Madinat ash Shamal () is the capital city of the municipality of Al Shamal in Qatar. Located more than  north of Qatar's capital Doha, the city was delimited in 1988 and shares its boundaries with Ar Ru'ays to the east and Abu Dhalouf to the west.

Etymology
The city's name "Madinat ash Shamal" translates to "city of the north".

Geography

Madinat ash Shamal is located at a distance of over 100 km of the capital Doha, 27 km away from Zubarah, 24 km away from Fuwayrit, 76 km away from Al Khor, and 122 km away from Al Wakrah.

History
Throughout most of the 20th century, Abu Dhalouf and Ar Ru'ays were the largest villages on the northern coast. In the early 1970s, the Qatari government enacted a plan to establish Madinat ash Shamal between these two villages to serve as an administrative center for the north, in line with its policy of decentralization from the capital of Doha. Throughout the 1970s, a road system and a port were built to connect the three villages. As part of a government housing project, 50 houses had been built in Madinat ash Shamal by 1976. Large-scale development of Madinat ash Shamal continued through the 1980s and 1990s.

Visitor attractions

Situated next to the Al Shamal Municipality headquarters is Madinat ash Shamal Park. One of Qatar's larger parks, it occupies an area of 56,000 square meters. Facilities in the park include a restaurant, café, bathrooms and a children's play area. Water features are present in the park, as well as an irrigation system to sustain its various plants.

Infrastructure
The city's first public library was opened in 1979.

By 1976 the city had its first hospital, with a meager 16 beds. At present, one of the only healthcare centers in the region is hosted by the city.

Sports

Multi-sports club Al Shamal SC is based in the city. They play their home games at Al-Shamal SC Stadium, which is fashioned after a traditional fort.

Administration
When free elections of the Central Municipal Council first took place in Qatar during 1999, Madinat ash Shamal was designated the seat of constituency no. 28. It would remain the headquarters of constituency no. 28 for the next three consecutive elections until the fifth municipal elections in 2015, when it was moved to constituency no. 29 and the seat was shared by Madinat ash Shamal and Ar Ru'ays. Also included in its constituency is Abu Dhalouf, Al Jumail, Zubarah, Ain Mohammed and Al `Arish.

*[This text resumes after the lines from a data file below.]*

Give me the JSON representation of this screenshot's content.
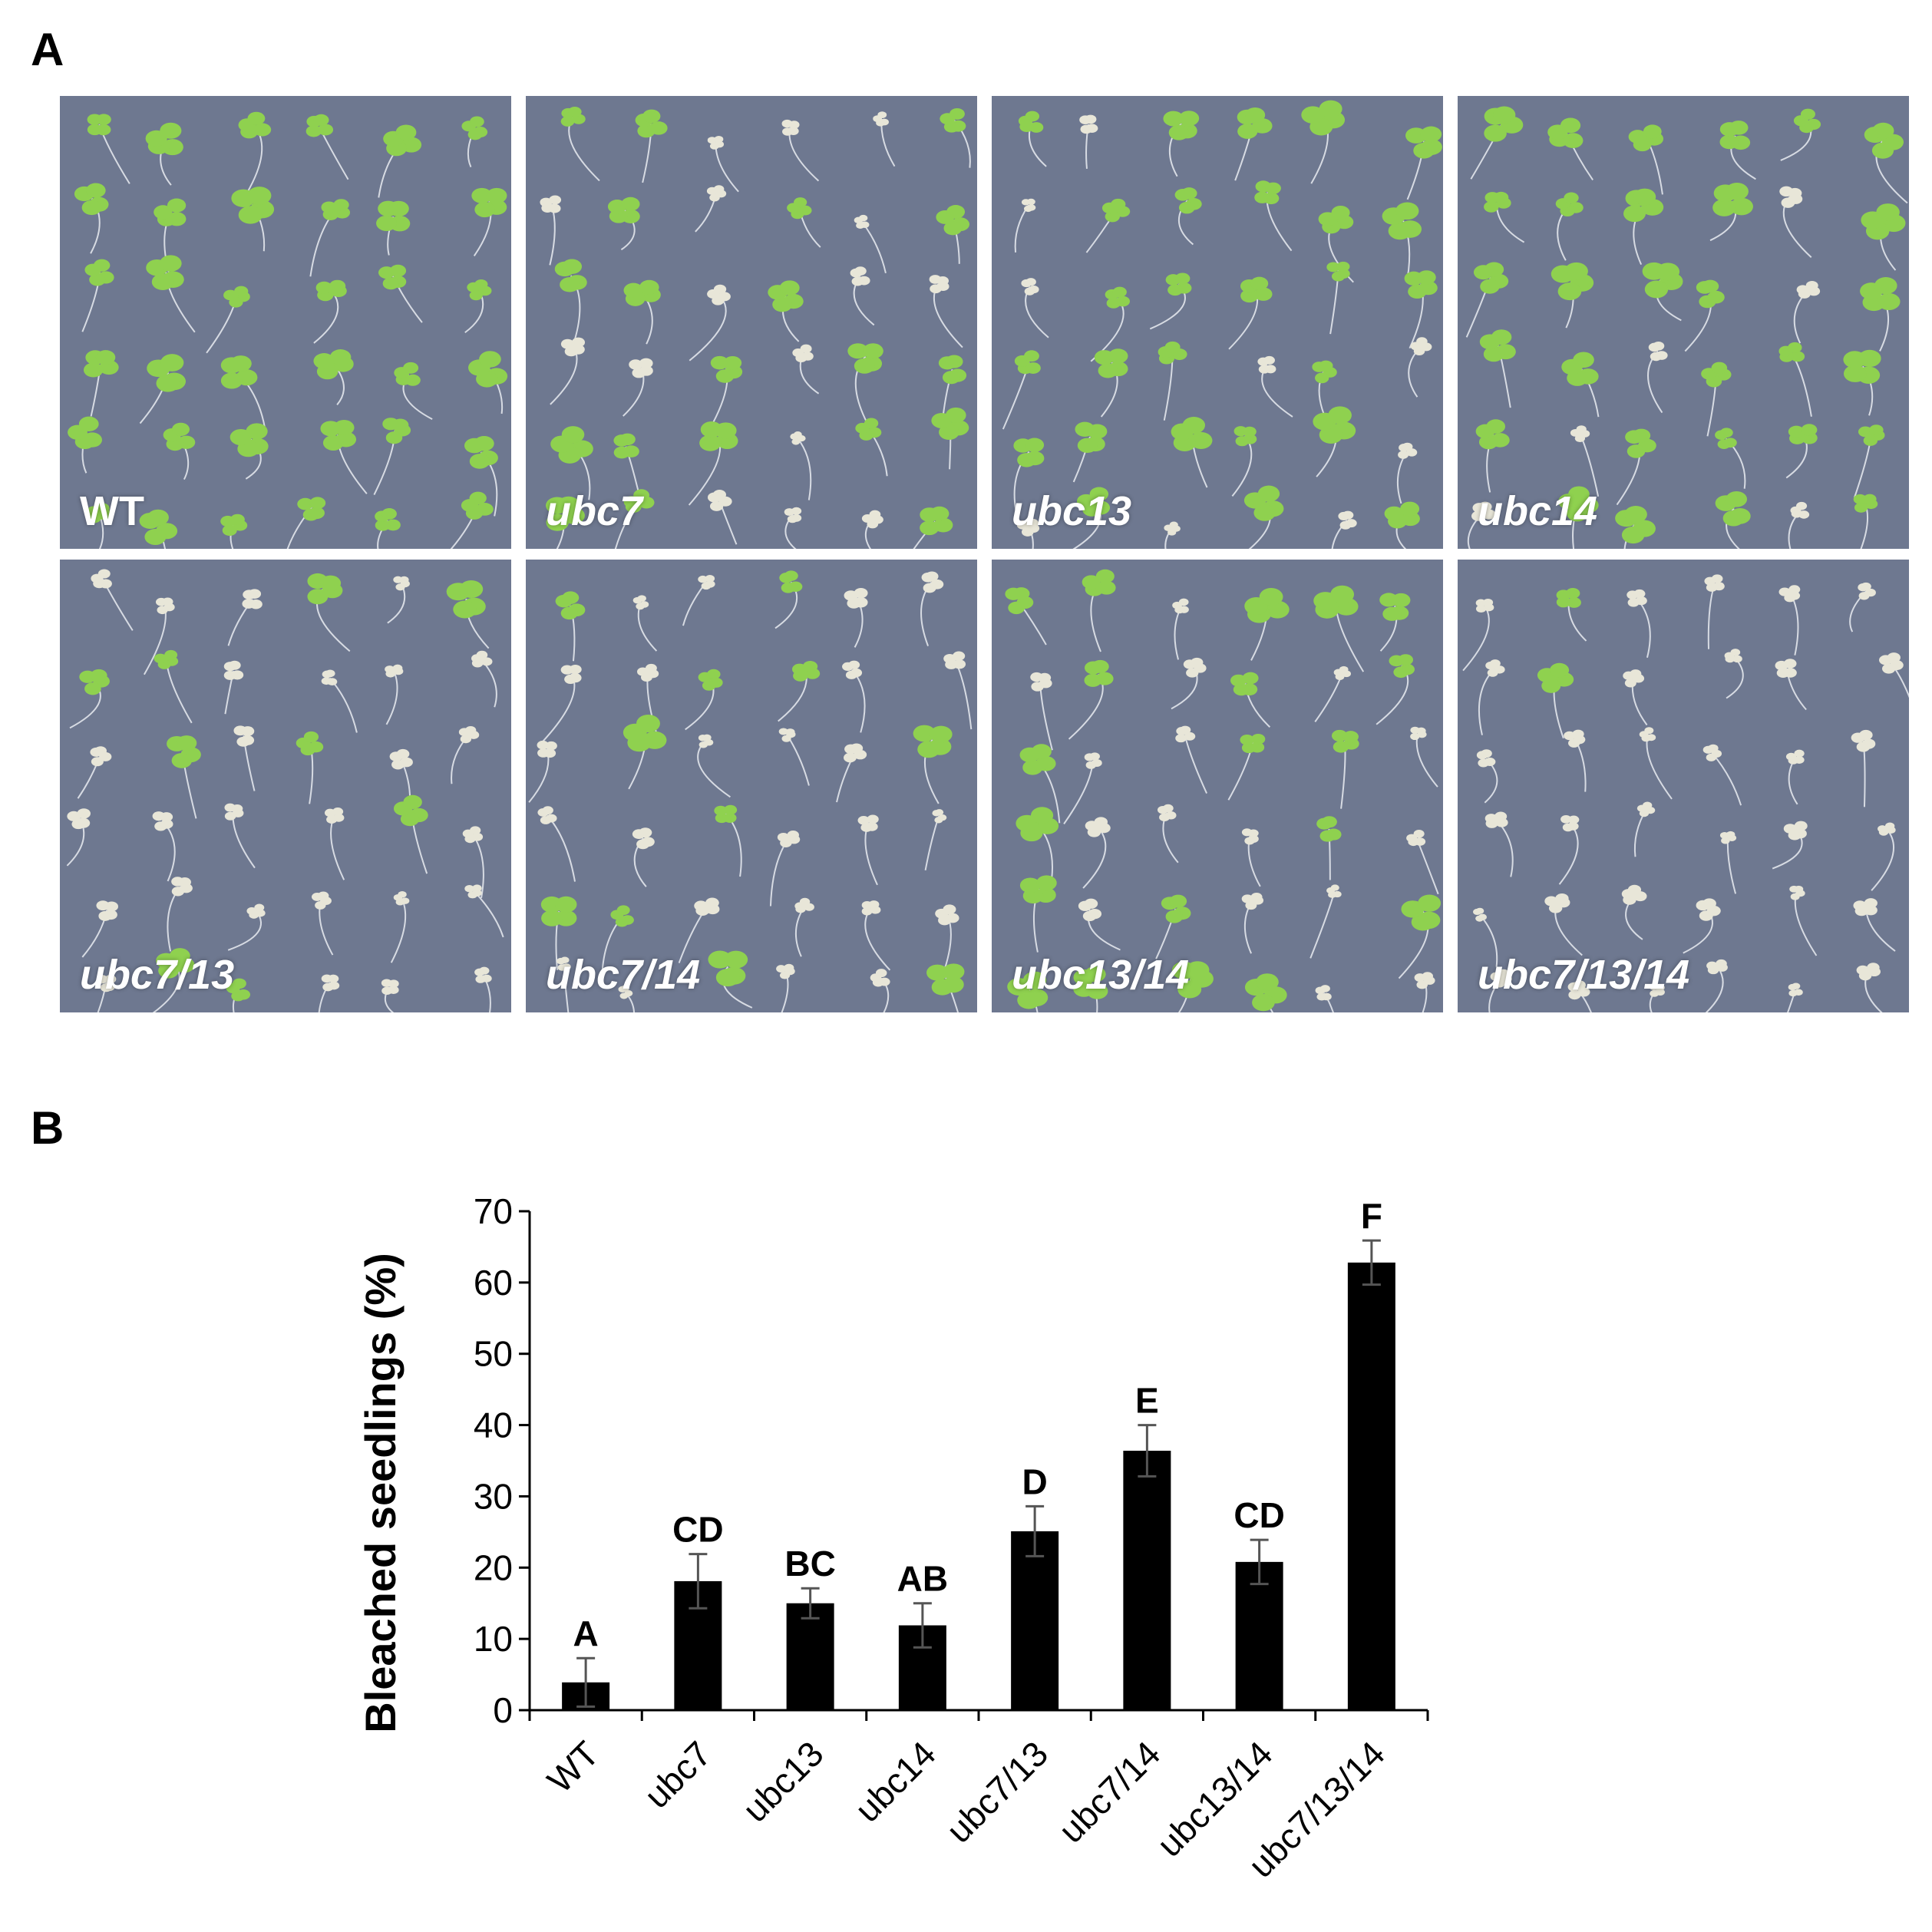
{
  "panels": {
    "a": "A",
    "b": "B"
  },
  "photos": [
    {
      "label": "WT",
      "italic": false,
      "green_fraction": 0.98
    },
    {
      "label": "ubc7",
      "italic": true,
      "green_fraction": 0.55
    },
    {
      "label": "ubc13",
      "italic": true,
      "green_fraction": 0.75
    },
    {
      "label": "ubc14",
      "italic": true,
      "green_fraction": 0.8
    },
    {
      "label": "ubc7/13",
      "italic": true,
      "green_fraction": 0.2
    },
    {
      "label": "ubc7/14",
      "italic": true,
      "green_fraction": 0.25
    },
    {
      "label": "ubc13/14",
      "italic": true,
      "green_fraction": 0.6
    },
    {
      "label": "ubc7/13/14",
      "italic": true,
      "green_fraction": 0.05
    }
  ],
  "colors": {
    "plate": "#6e7890",
    "green_seedling": "#8fd14f",
    "bleached_seedling": "#e8e6d8",
    "bar": "#000000",
    "error_bar": "#555555"
  },
  "chart_data": {
    "type": "bar",
    "title": "",
    "xlabel": "",
    "ylabel": "Bleached seedlings (%)",
    "ylim": [
      0,
      70
    ],
    "yticks": [
      0,
      10,
      20,
      30,
      40,
      50,
      60,
      70
    ],
    "categories": [
      "WT",
      "ubc7",
      "ubc13",
      "ubc14",
      "ubc7/13",
      "ubc7/14",
      "ubc13/14",
      "ubc7/13/14"
    ],
    "values": [
      3.9,
      18.1,
      15.0,
      11.9,
      25.1,
      36.4,
      20.8,
      62.8
    ],
    "errors": [
      3.4,
      3.8,
      2.1,
      3.1,
      3.5,
      3.6,
      3.1,
      3.1
    ],
    "significance_letters": [
      "A",
      "CD",
      "BC",
      "AB",
      "D",
      "E",
      "CD",
      "F"
    ]
  }
}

In the inaugural municipal elections in 1999, Saad Ali Al Nuaimi won the elections, receiving 33.3%, or 64 votes. The runner-up candidate was Hussain Ibrahim Al Fadhalah, whose share of the votes was 18.2%, or 35 votes. Voter turnout was 87.7% Al Nuaimi retained his seat in the 2002, 2007 and 2011 elections. In the 2015 elections, Nasser Hassan Al-Kubaisi was elected constituency representative.

Qatar National Master Plan
The Qatar National Master Plan (QNMP) is described as a "spatial representation of the Qatar National Vision 2030". As part of the QNMP's Urban Centre plan, which aims to implement development strategies in 28 central hubs that will serve their surrounding communities, Madinat ash Shamal has been designated a Town Centre, which is the third-highest designation. It is the only Urban Centre in the municipality. 

Al Shamal Town Centre will be located at the midpoint of Madinat ash Shamal and its two neighboring settlements of Abu Dhalouf and Al Ruwais. The plan will focus on upgrading Al Ruwais Port, increasing tourism to the area, and preserving the coastal ecosystem. New mixed-use developments will be constructed to meet the commercial needs of the residents of the aforementioned settlements. Some of the planned buildings include a post office, a 123,965 m² botanical garden, a theme park, a ladies club, a social centre, a new municipal office, and three new schools.